Sunday, May 15, 2011


One of the first and best things my mother ever did for me was teach me how to read and instill in me a deep love of literacy. It fostered an incredible imagination and an unquenchable thirst for learning. Naturally, I wanted those same things with my own child.

I enrolled in a Dr. Seuss book club for children early in my last pregnancy. I wanted to have a good size library ready for Brake when he arrived in this world. I also really loved reading to him inside my belly at night when he was most active.

Last night I soaked in a scalding hot bath, reading some of my favorite Dr. Seuss stories to my now empty belly. I couldn't bare to read the words, but I couldn't bare the thought of putting it down.

It hurts so much to see these books piling up around my house, knowing they will never be read to my son. I just can't bring myself to turn off the membership.

I felt like I deserved the pain of the scalding water. I failed to bring a healthy baby into this world, not just once, but twice. I know that there was nothing I could do to save my babies. But that doesn't make me feel any better.

The sense of failure first set in after losing Lilly last summer. I couldn't stand to hear the same clique bullshit from people that didn't seem to understand. When I finally started talking publicly again, I wrote of my failure on Facebook:

I grew up on a farm. Papaw used to find rabbit nests when he went out on the tractor. He usually found them after the mother had been hit, so he would bring the babies back in little boxes. We were fairly young when we learned how to bottle feed them and try to nurse them enough to save them. As we got older, we started doing the same with birds, kittens, puppies, turtles, and anything else we stumbled across. If we couldn't fix them, our parents usually could, and either way we'd still give it our best shot.

Between childhood accidents, the fire department, and the nursing home, my tolerance for blood and guts and death became eerily high. Something about fixing bleeding people and sometimes cleaning dead bodies just seems to desensitize you to things like that. I don't hafta think about what to do in those situations. I just start doing what needs to be done. Hell, most people are afraid of needles but I can give myself an IV and stitches with no problem.

Even in other, unrelated-to-blood-and-guts matters, there was never much that I couldn't find a way to do.

Up until recently the hardest thing I've ever had to do was watch one of my best friends lay brain dead in a hospital bed. It was hard knowing there was absolutely nothing I could do, but at least she was surrounded by doctors that could try. That doesn't make it better, but it does help ease the sting just a bit.

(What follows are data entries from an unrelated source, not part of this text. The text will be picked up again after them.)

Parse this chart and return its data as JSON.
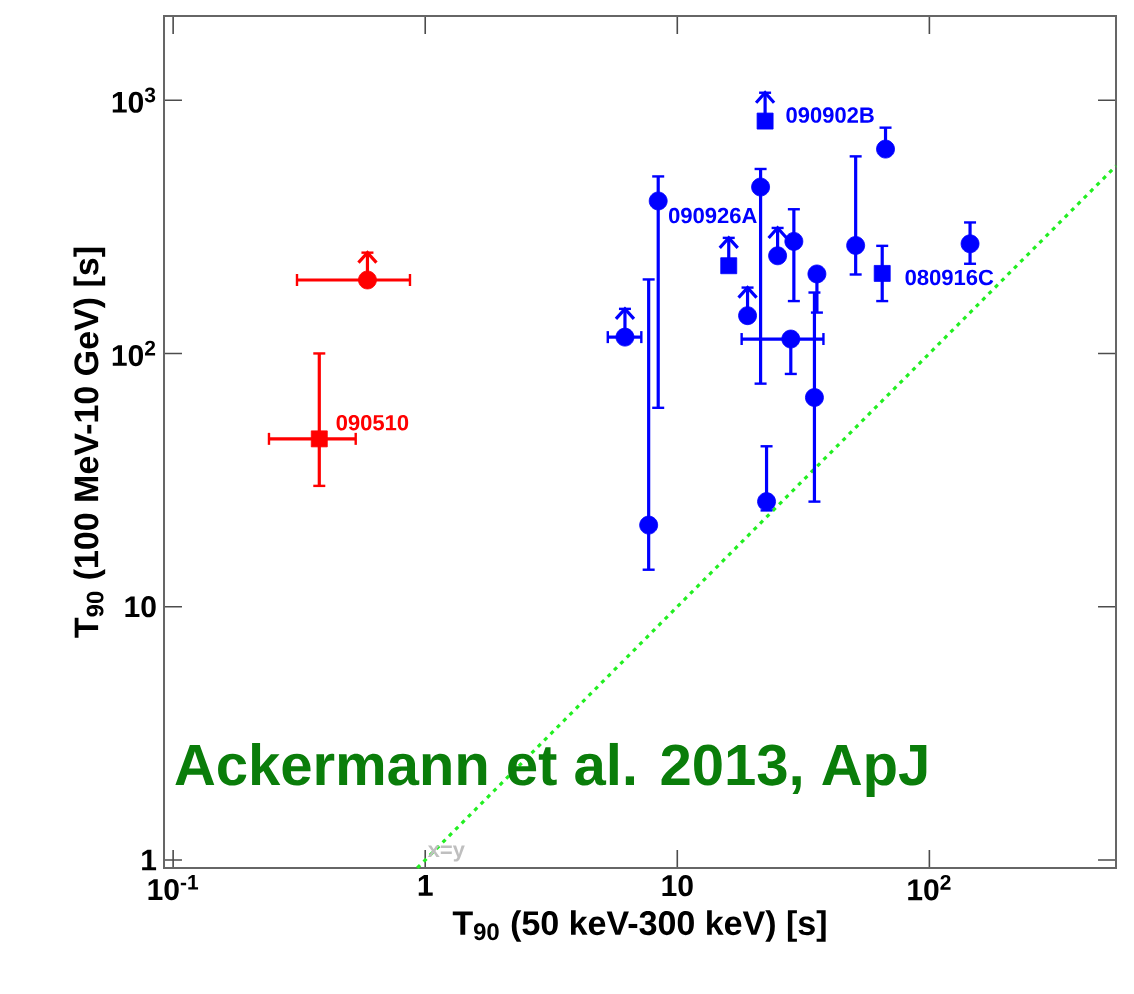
{
  "chart_data": {
    "type": "scatter",
    "log": "xy",
    "xlabel": "T$_{90}$ (50 keV-300 keV) [s]",
    "ylabel": "T$_{90}$ (100 MeV-10 GeV) [s]",
    "xlim": [
      0.092,
      550
    ],
    "ylim": [
      0.93,
      2150
    ],
    "xticks": [
      {
        "value": 0.1,
        "label": "10$^{-1}$"
      },
      1,
      10,
      {
        "value": 100,
        "label": "10$^{2}$"
      }
    ],
    "yticks": [
      1,
      10,
      {
        "value": 100,
        "label": "10$^{2}$"
      },
      {
        "value": 1000,
        "label": "10$^{3}$"
      }
    ],
    "series": [
      {
        "type": "line",
        "color": "#22ee22",
        "line_style": "dotted",
        "marker": "none",
        "x": [
          0.93,
          550
        ],
        "values": [
          0.93,
          550
        ]
      },
      {
        "color": "#ff0000",
        "marker": "square",
        "x": [
          0.38
        ],
        "values": [
          46
        ],
        "errors": [
          [
            30,
            100
          ]
        ],
        "xerrors": [
          [
            0.24,
            0.53
          ]
        ]
      },
      {
        "color": "#ff0000",
        "marker": "circle",
        "x": [
          0.59
        ],
        "values": [
          195
        ],
        "errors": [
          [
            195,
            250
          ]
        ],
        "xerrors": [
          [
            0.31,
            0.87
          ]
        ]
      },
      {
        "color": "#0000ff",
        "marker": "circle",
        "x": [
          7.7,
          8.4,
          21.4,
          22.6,
          29,
          35.8,
          35,
          51,
          67,
          145
        ],
        "values": [
          21,
          400,
          454,
          26,
          277,
          206,
          67,
          267,
          641,
          271
        ],
        "errors": [
          [
            14,
            196
          ],
          [
            61,
            500
          ],
          [
            76,
            535
          ],
          [
            24,
            43
          ],
          [
            161,
            371
          ],
          [
            145,
            206
          ],
          [
            26,
            174
          ],
          [
            205,
            600
          ],
          [
            641,
            779
          ],
          [
            226,
            329
          ]
        ]
      },
      {
        "color": "#0000ff",
        "marker": "circle",
        "x": [
          28.2
        ],
        "values": [
          114
        ],
        "errors": [
          [
            83,
            114
          ]
        ],
        "xerrors": [
          [
            18,
            38
          ]
        ]
      },
      {
        "color": "#0000ff",
        "marker": "circle",
        "x": [
          6.2
        ],
        "values": [
          116
        ],
        "errors": [
          [
            116,
            150
          ]
        ],
        "xerrors": [
          [
            5.3,
            7.2
          ]
        ]
      },
      {
        "color": "#0000ff",
        "marker": "circle",
        "x": [
          19,
          25
        ],
        "values": [
          141,
          243
        ],
        "errors": [
          [
            141,
            182
          ],
          [
            243,
            313
          ]
        ]
      },
      {
        "color": "#0000ff",
        "marker": "square",
        "x": [
          16,
          22.3
        ],
        "values": [
          222,
          827
        ],
        "errors": [
          [
            222,
            286
          ],
          [
            827,
            1070
          ]
        ]
      },
      {
        "color": "#0000ff",
        "marker": "square",
        "x": [
          65
        ],
        "values": [
          207
        ],
        "errors": [
          [
            161,
            266
          ]
        ]
      }
    ],
    "annotations": [
      {
        "text": "090510",
        "x": 0.38,
        "y": 46
      },
      {
        "text": "090902B",
        "x": 22.3,
        "y": 827
      },
      {
        "text": "090926A",
        "x": 16,
        "y": 222
      },
      {
        "text": "080916C",
        "x": 65,
        "y": 207
      },
      {
        "text": "x=y",
        "x": 1,
        "y": 1
      },
      "Ackermann et al. 2013, ApJ"
    ]
  }
}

Two weeks ago that changed. My doctor told me that everything was going perfectly with my baby. It was 11 weeks and 1 day and had an amazing heartbeat of 175. About 10 hours later, it dropped out at my feet. It was the size of my palm. It was still moving its tiny hands and feet, and its tiny little heart was still beating. For the first time in my life, I was completely lost on what to do.

There was absolutely nothing that I could do. I couldn't put it back in. I couldn't put a bandaid on it. I couldn't do CPR. I couldn't do anything at all to save it. I couldn't do anything just to make it feel better. And neither could any medic or doctor. Hell, I couldn't even stop looking at it. All I could do was sit there in a growing puddle of blood, watching it kick, too numb to even cry.

I can fight the empty feeling in my belly. I can fight the nightmares that keep me awake all night. I can fight the maddening urge to punch people that say stupid things to me about it. I can even fight the urge to drown myself in a bottomless bottle of bourbon. But for the life of me, I can't kick this overwhelming feeling of failure.

Even though in reality there was nothing I could do, doing nothing still feels like failure. Sitting there watching a helpless baby die on the floor feels like the biggest failure of my entire life. And failure is not something I'm used to dealing with. So the next time you wanna tell me that everything is ok, or that I should be nicer to people, or that I need to be more positive, or that I should be over it already, please remind yourself that you didn't see it and then GO FUCK YOURSELF.

I know I shouldn't feel this way. I know it's not my fault. I did everything in my power to protect and keep those babies healthy. Every time I walk in my house, Dr. Seuss is there with another slap in the face. Another reminder that I let my babies die. Another reminder that I failed to do the one important job assigned to me. Another reminder that my babies are no longer here.